I originally erred and advised that the BenQ W1500 came with one pair of glasses. Turns out, like many 3D capable projectors, none are included. The latest in 3D glasses for BenQ means that their new 3D active glasses are rechargeable, rather than using small button batteries.
More to the point, the 3D picture is clean. As is typical, single chip DLP projectors seem to have no native crosstalk issues of their own, so visible crosstalk when using the BenQ projector and glasses, if you see any at all, would be inherent to the content, rather than the projector's 3D processing, or latency of the panels/chips.
Weight wise, the new BenQ glasses are reasonably light, but hardly exceptionally so. They weigh in at just over 46 grams (about an ounce and 2/3rds).
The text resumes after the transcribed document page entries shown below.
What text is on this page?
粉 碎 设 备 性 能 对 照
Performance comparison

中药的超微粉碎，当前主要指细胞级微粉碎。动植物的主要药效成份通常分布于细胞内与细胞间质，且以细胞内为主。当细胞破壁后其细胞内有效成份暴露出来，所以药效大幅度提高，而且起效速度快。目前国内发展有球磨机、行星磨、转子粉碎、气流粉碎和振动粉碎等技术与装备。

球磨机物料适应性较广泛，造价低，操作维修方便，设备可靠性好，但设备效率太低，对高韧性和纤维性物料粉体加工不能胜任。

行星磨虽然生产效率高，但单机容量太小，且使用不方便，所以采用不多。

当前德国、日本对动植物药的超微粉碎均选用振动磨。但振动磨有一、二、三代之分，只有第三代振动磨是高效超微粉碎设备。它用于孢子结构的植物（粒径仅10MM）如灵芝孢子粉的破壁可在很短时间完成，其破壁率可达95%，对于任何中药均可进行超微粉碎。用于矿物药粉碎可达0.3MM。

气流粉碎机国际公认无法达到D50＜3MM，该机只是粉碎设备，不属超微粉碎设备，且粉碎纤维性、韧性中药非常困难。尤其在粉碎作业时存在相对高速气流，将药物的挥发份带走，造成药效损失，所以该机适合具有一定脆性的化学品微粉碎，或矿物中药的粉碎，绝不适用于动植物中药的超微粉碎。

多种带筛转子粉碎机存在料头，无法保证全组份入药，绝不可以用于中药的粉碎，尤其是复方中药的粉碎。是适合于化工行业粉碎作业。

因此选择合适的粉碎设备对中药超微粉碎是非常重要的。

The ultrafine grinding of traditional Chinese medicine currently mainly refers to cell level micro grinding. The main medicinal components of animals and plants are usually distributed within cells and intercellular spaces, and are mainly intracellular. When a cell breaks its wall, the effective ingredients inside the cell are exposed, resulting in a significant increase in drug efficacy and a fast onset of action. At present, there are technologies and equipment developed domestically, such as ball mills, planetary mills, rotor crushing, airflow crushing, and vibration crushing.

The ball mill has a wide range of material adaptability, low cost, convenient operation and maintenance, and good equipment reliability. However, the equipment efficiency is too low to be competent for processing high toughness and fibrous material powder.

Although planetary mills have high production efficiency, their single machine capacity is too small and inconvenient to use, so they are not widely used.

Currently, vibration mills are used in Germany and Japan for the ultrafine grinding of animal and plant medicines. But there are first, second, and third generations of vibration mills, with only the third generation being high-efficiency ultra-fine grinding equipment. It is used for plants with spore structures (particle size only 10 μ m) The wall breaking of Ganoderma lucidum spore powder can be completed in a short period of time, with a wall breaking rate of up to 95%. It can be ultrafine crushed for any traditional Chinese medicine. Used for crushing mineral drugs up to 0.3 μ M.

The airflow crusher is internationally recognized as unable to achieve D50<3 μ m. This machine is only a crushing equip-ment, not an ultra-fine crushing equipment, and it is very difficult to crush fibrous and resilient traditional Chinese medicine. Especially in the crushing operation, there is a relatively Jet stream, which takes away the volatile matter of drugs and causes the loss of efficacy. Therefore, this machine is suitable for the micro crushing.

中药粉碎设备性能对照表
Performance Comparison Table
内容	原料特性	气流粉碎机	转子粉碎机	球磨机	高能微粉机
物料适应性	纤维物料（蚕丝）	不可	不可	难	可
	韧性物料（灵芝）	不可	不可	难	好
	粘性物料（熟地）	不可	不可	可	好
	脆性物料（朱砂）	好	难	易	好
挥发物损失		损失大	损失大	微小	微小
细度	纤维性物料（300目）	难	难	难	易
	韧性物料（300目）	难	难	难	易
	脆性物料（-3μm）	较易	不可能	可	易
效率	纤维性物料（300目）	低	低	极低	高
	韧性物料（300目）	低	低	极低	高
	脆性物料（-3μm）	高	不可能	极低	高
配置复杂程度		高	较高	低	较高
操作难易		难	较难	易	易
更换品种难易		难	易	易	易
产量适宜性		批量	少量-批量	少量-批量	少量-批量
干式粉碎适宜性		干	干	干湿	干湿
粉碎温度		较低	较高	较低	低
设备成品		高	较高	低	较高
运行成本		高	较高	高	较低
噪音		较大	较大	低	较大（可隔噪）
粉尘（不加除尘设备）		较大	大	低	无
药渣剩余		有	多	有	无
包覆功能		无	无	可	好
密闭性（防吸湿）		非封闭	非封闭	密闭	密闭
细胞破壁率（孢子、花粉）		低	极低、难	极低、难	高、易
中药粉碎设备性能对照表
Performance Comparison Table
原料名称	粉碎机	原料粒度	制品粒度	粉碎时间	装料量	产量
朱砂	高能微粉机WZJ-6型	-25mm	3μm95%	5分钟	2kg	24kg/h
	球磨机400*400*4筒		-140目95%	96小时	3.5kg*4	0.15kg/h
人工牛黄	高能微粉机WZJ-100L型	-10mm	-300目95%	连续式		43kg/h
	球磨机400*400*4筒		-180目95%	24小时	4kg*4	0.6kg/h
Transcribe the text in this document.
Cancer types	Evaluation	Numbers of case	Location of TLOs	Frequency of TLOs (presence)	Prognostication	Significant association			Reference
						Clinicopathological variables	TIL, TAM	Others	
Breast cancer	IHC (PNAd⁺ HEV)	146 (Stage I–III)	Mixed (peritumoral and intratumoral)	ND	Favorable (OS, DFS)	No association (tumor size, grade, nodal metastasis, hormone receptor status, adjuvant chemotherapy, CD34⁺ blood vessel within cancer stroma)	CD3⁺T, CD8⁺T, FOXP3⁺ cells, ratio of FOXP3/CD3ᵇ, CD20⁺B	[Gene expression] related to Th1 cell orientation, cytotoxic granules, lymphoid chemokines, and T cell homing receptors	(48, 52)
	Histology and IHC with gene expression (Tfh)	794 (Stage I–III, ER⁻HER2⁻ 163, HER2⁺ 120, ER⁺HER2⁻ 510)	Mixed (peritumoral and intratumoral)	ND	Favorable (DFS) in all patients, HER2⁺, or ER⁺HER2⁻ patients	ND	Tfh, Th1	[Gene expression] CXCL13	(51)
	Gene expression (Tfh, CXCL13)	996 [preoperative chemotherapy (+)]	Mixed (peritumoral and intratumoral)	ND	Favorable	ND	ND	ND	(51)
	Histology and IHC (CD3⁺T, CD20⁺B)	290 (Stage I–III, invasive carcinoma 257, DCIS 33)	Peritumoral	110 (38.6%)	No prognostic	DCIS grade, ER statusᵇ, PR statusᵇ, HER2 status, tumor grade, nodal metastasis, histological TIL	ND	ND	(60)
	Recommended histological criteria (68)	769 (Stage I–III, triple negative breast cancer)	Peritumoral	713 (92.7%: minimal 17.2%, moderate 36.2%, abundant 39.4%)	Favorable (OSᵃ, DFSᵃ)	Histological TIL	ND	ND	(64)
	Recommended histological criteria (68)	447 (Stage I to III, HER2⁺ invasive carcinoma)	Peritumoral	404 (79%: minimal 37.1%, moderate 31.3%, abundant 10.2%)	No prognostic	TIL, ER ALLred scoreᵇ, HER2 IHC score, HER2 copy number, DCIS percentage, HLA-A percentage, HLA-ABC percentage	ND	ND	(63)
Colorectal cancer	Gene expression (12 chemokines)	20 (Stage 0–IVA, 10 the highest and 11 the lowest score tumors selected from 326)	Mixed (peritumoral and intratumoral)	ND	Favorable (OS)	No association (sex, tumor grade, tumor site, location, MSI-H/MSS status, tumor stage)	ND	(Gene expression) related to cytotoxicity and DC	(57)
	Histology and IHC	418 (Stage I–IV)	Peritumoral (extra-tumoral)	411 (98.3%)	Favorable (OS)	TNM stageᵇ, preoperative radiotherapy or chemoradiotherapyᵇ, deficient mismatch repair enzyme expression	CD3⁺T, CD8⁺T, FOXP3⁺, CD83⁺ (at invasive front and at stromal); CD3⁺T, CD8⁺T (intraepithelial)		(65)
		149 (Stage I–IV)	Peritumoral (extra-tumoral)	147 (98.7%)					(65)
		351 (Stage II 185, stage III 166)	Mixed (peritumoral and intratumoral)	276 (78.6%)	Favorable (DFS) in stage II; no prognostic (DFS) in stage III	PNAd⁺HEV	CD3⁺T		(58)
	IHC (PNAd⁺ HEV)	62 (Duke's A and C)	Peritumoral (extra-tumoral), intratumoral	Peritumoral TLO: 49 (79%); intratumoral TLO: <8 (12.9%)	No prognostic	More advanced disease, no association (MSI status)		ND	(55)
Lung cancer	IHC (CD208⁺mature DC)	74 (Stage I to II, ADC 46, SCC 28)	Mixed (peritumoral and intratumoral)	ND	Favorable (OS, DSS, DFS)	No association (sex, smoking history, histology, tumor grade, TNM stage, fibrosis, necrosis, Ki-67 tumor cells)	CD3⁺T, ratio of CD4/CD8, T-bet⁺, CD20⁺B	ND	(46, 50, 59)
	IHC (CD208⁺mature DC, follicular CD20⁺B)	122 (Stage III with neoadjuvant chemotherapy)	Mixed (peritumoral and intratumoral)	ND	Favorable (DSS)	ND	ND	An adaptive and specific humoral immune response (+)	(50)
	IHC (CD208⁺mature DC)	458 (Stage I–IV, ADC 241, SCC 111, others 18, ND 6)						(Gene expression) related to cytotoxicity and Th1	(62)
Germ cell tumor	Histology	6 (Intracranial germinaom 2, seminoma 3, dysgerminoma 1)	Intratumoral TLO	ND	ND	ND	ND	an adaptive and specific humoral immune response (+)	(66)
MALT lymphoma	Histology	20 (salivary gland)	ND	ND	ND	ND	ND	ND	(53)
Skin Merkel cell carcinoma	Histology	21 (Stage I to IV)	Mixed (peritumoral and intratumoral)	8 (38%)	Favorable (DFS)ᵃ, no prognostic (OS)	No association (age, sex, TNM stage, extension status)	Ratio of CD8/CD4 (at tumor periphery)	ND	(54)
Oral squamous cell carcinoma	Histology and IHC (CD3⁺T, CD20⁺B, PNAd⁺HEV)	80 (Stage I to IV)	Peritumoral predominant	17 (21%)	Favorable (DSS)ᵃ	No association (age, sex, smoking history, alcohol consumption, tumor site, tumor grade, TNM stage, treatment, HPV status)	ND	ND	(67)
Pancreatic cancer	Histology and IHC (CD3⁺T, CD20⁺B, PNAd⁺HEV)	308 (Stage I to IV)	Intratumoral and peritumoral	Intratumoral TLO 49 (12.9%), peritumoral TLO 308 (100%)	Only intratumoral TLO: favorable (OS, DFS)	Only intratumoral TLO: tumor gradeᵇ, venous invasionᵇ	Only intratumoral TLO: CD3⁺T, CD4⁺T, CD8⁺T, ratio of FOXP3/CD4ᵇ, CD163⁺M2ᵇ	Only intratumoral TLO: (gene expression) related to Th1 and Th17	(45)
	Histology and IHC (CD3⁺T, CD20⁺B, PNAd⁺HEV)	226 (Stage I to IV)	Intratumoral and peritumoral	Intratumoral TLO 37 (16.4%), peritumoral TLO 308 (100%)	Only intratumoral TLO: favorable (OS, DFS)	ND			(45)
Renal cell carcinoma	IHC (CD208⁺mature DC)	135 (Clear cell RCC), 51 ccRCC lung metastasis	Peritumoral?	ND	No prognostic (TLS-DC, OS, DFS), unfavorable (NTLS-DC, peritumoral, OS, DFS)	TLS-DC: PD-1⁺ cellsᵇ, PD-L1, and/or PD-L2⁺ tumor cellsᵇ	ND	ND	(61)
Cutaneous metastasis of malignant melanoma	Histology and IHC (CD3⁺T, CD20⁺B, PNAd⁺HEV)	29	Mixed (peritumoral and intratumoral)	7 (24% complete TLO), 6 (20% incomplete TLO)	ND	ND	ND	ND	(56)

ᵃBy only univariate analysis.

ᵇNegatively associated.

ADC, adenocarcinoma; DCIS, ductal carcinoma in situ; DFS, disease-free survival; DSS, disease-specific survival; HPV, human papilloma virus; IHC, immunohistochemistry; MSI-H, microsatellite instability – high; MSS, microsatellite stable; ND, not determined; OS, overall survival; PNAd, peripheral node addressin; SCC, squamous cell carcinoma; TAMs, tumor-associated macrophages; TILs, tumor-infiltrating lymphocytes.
Back to the 3D glasses for a moment: By comparison, Epson's classes (also rechargeable and RF), weigh just 37 grams, and Panasonic's about 3 grams lighter than the Epsons. Our lightweight champs, Samsung's battery powered (but not rechargeable) RF glasses, weigh just 23 grams - exactly half of the BenQ's. Those Samsungs are compatible with Epson and Sony projectors. Comfort is OK not great on the BenQs, at least for those with a large head like mine. Note that I wear them over the top of my regular glasses. (My glasses, BTW weigh in at just over 22 grams!)
3D looks great, overall. The W1500 being rather bright, I find that at 100" diagonal, The Hobbit, and other 3D content looks reasonably bright hitting a 100" 1.3 gain screen. At my full 124" diagonal, the W1500 is still pretty good, but running out of brightness. I have watched The Hobbit all the way through at 124" and I would say that the Epson Pro Cinema 4030, with it's glasses setting on medium, is just a little brighter than this BenQ. Ultimately, I think about the only competing projectors in 3D, to the W1500, that you would consider brighter, would all be 3LCD projectors. (OK, if you are going really low end - sub $1000 you can find brighter DLP projectors, but they aren't a quality match for this BenQ.